I would like to know if my methodology was ‘correct’:

I am trying to conduct an experiment on my stores.

I would like to find out the effect of a marketing campaign on the number of transactions.

Only about 20% of the stores are participating in the marketing campaign.

The original methodology was to use the entire 20% as the experimental group and the remaining 80% as the control group. Unfortunately, these two groups are incomparable in terms of number of transactions.

when plotted as box and whisker plots next to each other, their distributions are incomparable (mean, median, quartlies, min, max, etc).

So what I did was filter out the ‘outlier stores’ at each end until the box and whisker plots for each group were practically identical. I then ran a t-test on the filtered groups, we failed to rej the null (meaning that these groups are statistically the same prior to the promotion).

Now that we have 2 comparable groups for time -1, we run the promotion for a month.

after promotion month is over, we take the number of transactions from each group and run another t-test.

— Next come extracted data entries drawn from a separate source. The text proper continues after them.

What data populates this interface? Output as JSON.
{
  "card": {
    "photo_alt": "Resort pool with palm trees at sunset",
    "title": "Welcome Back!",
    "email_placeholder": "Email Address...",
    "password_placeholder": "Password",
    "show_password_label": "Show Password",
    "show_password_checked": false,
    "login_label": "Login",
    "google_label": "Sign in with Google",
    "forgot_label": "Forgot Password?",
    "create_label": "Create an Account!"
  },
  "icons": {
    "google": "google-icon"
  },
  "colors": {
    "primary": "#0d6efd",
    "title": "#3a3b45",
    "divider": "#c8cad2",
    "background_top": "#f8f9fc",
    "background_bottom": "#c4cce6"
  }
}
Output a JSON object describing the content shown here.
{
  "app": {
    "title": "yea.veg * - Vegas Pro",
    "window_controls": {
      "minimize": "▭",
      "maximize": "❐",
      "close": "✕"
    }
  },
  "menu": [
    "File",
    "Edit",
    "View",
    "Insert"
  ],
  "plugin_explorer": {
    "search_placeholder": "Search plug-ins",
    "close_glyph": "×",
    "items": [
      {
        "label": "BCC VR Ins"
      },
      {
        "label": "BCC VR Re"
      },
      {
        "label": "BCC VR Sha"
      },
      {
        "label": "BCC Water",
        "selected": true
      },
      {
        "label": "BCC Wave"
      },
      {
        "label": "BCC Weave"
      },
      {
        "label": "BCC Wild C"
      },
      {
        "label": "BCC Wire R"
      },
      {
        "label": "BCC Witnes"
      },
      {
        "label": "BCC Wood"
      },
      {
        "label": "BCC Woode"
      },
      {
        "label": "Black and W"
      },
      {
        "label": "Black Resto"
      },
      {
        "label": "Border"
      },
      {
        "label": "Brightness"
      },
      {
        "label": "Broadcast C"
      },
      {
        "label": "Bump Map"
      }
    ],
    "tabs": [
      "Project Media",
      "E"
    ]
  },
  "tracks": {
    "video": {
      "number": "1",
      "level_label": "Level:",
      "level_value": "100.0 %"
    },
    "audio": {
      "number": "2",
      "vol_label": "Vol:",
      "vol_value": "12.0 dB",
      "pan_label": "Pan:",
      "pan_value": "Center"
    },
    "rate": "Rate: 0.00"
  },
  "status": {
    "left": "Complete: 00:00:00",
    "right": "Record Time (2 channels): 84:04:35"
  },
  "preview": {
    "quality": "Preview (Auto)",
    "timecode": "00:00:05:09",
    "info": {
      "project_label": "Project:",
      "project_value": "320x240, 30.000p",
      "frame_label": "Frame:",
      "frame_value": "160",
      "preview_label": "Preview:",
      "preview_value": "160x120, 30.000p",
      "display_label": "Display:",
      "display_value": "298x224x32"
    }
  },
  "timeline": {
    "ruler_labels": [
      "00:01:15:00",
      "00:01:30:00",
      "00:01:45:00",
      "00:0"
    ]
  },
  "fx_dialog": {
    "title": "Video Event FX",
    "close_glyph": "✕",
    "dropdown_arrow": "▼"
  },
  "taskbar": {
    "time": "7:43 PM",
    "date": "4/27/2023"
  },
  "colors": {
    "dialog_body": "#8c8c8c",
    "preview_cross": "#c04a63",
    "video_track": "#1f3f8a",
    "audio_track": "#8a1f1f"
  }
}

We Rejected the null in favor of the alternate Hypo, which is that these 2 groups are now statistically different with an alpha of 0.05.

My first question is: is this methodology okay ?

My second question is: alternatively from using box and whiskers and removing outliers until both groups’ descriptive stats are similar, can i use a normal distribution and STDEV to remove outliers and create comparable groups within my population ?

The box and whisker method worked to get a comparable groups as confirmed by the t-test, but is very manual. So i would like to create an automated method and was wondering if using a normal distribution and removing outliers by STDEV would be plausible ?

Sorry for the long read.

Thank you